Geminin, Lavrion Limanı’nda 3 bin 200 euro, Çeşme Limanı’nda ise 12 bin 400 euro ödediğini, böylesi yüksek liman masraflarının, Türk denizciliğinin gelişmesi bakımından son derece düşündürücü olduğunu kaydeden İpek, şunları söyledi:
“Lojistik firmalarının Ulusoy Denizcilik şirketine yönelik çekincelerini gidermek ve yüksek olan Çeşme Limanı masraflarından kurtularak, sefer maliyetimizi düşürmek için devlete ilişkin olan Alsancak Limanı’ndan operasyonumuzu yapmak istedik. UKOME kararı ile Ro Ro gemilerinin Alsancak Limanı’na yanaşma yasağı olduğunu öğrendik. Fakat bizim gemimizin bir kargo gemisi olan Ro- Ro sınıfında olmadığını ve yolcu gemisi sertifikasyonuna sahip olduğunu ilgili kurumlara anlattığımızda, şirketimiz ismine tahsis edilen UKOME kararını aldık. Lakin buna karşın Ulaştırma Bakanlığı tarafından kararın onaylanmadığı münasebet gösterilerek, Alsancak Limanı’nı kullanmamıza müsaade edilmedi.”

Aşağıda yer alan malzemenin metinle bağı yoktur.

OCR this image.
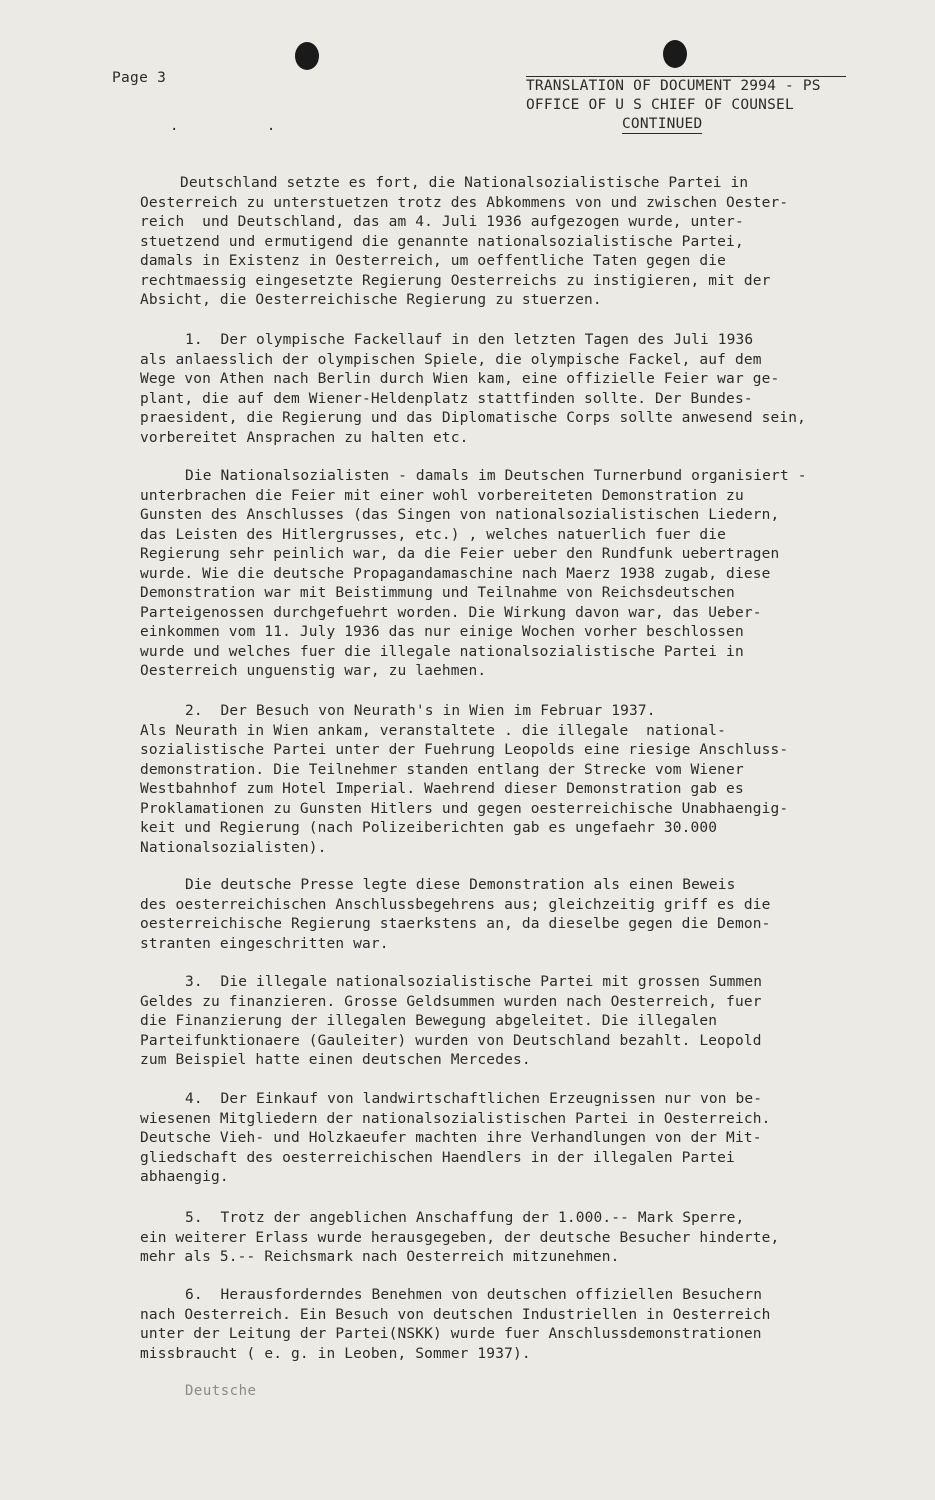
Page 3
. .
TRANSLATION OF DOCUMENT 2994 - PS
OFFICE OF U S CHIEF OF COUNSEL
CONTINUED
Deutschland setzte es fort, die Nationalsozialistische Partei in
Oesterreich zu unterstuetzen trotz des Abkommens von und zwischen Oester-
reich  und Deutschland, das am 4. Juli 1936 aufgezogen wurde, unter-
stuetzend und ermutigend die genannte nationalsozialistische Partei,
damals in Existenz in Oesterreich, um oeffentliche Taten gegen die
rechtmaessig eingesetzte Regierung Oesterreichs zu instigieren, mit der
Absicht, die Oesterreichische Regierung zu stuerzen.
1.  Der olympische Fackellauf in den letzten Tagen des Juli 1936
als anlaesslich der olympischen Spiele, die olympische Fackel, auf dem
Wege von Athen nach Berlin durch Wien kam, eine offizielle Feier war ge-
plant, die auf dem Wiener-Heldenplatz stattfinden sollte. Der Bundes-
praesident, die Regierung und das Diplomatische Corps sollte anwesend sein,
vorbereitet Ansprachen zu halten etc.
Die Nationalsozialisten - damals im Deutschen Turnerbund organisiert -
unterbrachen die Feier mit einer wohl vorbereiteten Demonstration zu
Gunsten des Anschlusses (das Singen von nationalsozialistischen Liedern,
das Leisten des Hitlergrusses, etc.) , welches natuerlich fuer die
Regierung sehr peinlich war, da die Feier ueber den Rundfunk uebertragen
wurde. Wie die deutsche Propagandamaschine nach Maerz 1938 zugab, diese
Demonstration war mit Beistimmung und Teilnahme von Reichsdeutschen
Parteigenossen durchgefuehrt worden. Die Wirkung davon war, das Ueber-
einkommen vom 11. July 1936 das nur einige Wochen vorher beschlossen
wurde und welches fuer die illegale nationalsozialistische Partei in
Oesterreich unguenstig war, zu laehmen.
2.  Der Besuch von Neurath's in Wien im Februar 1937.
Als Neurath in Wien ankam, veranstaltete . die illegale  national-
sozialistische Partei unter der Fuehrung Leopolds eine riesige Anschluss-
demonstration. Die Teilnehmer standen entlang der Strecke vom Wiener
Westbahnhof zum Hotel Imperial. Waehrend dieser Demonstration gab es
Proklamationen zu Gunsten Hitlers und gegen oesterreichische Unabhaengig-
keit und Regierung (nach Polizeiberichten gab es ungefaehr 30.000
Nationalsozialisten).
Die deutsche Presse legte diese Demonstration als einen Beweis
des oesterreichischen Anschlussbegehrens aus; gleichzeitig griff es die
oesterreichische Regierung staerkstens an, da dieselbe gegen die Demon-
stranten eingeschritten war.
3.  Die illegale nationalsozialistische Partei mit grossen Summen
Geldes zu finanzieren. Grosse Geldsummen wurden nach Oesterreich, fuer
die Finanzierung der illegalen Bewegung abgeleitet. Die illegalen
Parteifunktionaere (Gauleiter) wurden von Deutschland bezahlt. Leopold
zum Beispiel hatte einen deutschen Mercedes.
4.  Der Einkauf von landwirtschaftlichen Erzeugnissen nur von be-
wiesenen Mitgliedern der nationalsozialistischen Partei in Oesterreich.
Deutsche Vieh- und Holzkaeufer machten ihre Verhandlungen von der Mit-
gliedschaft des oesterreichischen Haendlers in der illegalen Partei
abhaengig.
5.  Trotz der angeblichen Anschaffung der 1.000.-- Mark Sperre,
ein weiterer Erlass wurde herausgegeben, der deutsche Besucher hinderte,
mehr als 5.-- Reichsmark nach Oesterreich mitzunehmen.
6.  Herausforderndes Benehmen von deutschen offiziellen Besuchern
nach Oesterreich. Ein Besuch von deutschen Industriellen in Oesterreich
unter der Leitung der Partei(NSKK) wurde fuer Anschlussdemonstrationen
missbraucht ( e. g. in Leoben, Sommer 1937).
Deutsche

“SEFERLERİ BÜSBÜTÜN DURDURDUK”
TIR üzere büyük araçların, feribot işletmelerinin can simidi olduğunu bu nedenle İzmir’de filo bakımından en büyük 6 lojistik firmasına şirketin yüzde 50 payını bedelsiz olarak sunduklarını ve güçbirliği oluşturulması teklifinde bulunduklarını anlatan İpek, bu teklifin ticari tasalar nedeniyle sonuçsuz kaldığını kaydetti. İpek, “Başta Yunanistan olmak üzere, Avrupa’ya Ege Bölgesi’nden yapılan en kıymetli ihracat kalemi balık olduğu için ve bu taşımalar termokingli TIR’lar ile yapıldığı için sınırımıza çok ağır talep oldu. Fakat Lavrion Liman yönetimi, bu eserlerin denetimi için gerekli veterinerin sağlanmasını, Avrupa Birliği Brüksel’den atama beklediği münasebeti ile yapamamıştır. Bu da bizim yaklaşık olarak haftalık 100 tırlık talebi karşılıksız bırakmamıza sebep oldu. Ege Deniz Yolları olarak, büyük emek ve beklentiler ile açtığımız bu çizginin kapanmaması için inanılmaz bir çaba gösterdik. Bu kapsamda, sefer maliyeti ve kapasitesi çok daha küçük (100 yolcu ve 20 TIR) bir gemiyi devreye sokmak için sefer programını 7 Ağustos tarihine kadar erteleyerek, İstanbul Sea Lines’e ilişkin Türk bayraklı ‘Birdeniz’ adlı gemiyi kiralama teşebbüsünde bulunduk. Her ne kadar bu gemi, Marmara Denizi’nde kabotaj kapsamında araç ve yolcu taşıması yapabiliyorken, memleketler arası sularda yolcu sertifikasyonu gereği bu teşebbüs de maalesef sonuçsuz kalmıştır. 2 Ağustos Cuma günü akşamına kadar, diğer bir gemi alternatifinin de oluşmaması ve 20 gün üzere kısa bir müddette yaklaşık olarak 500 bin euro’ya yakın ziyan edilmiş olması sebebiyle, seferleri büsbütün durdurduk. Tasfiye sürecini başlattık” dedi.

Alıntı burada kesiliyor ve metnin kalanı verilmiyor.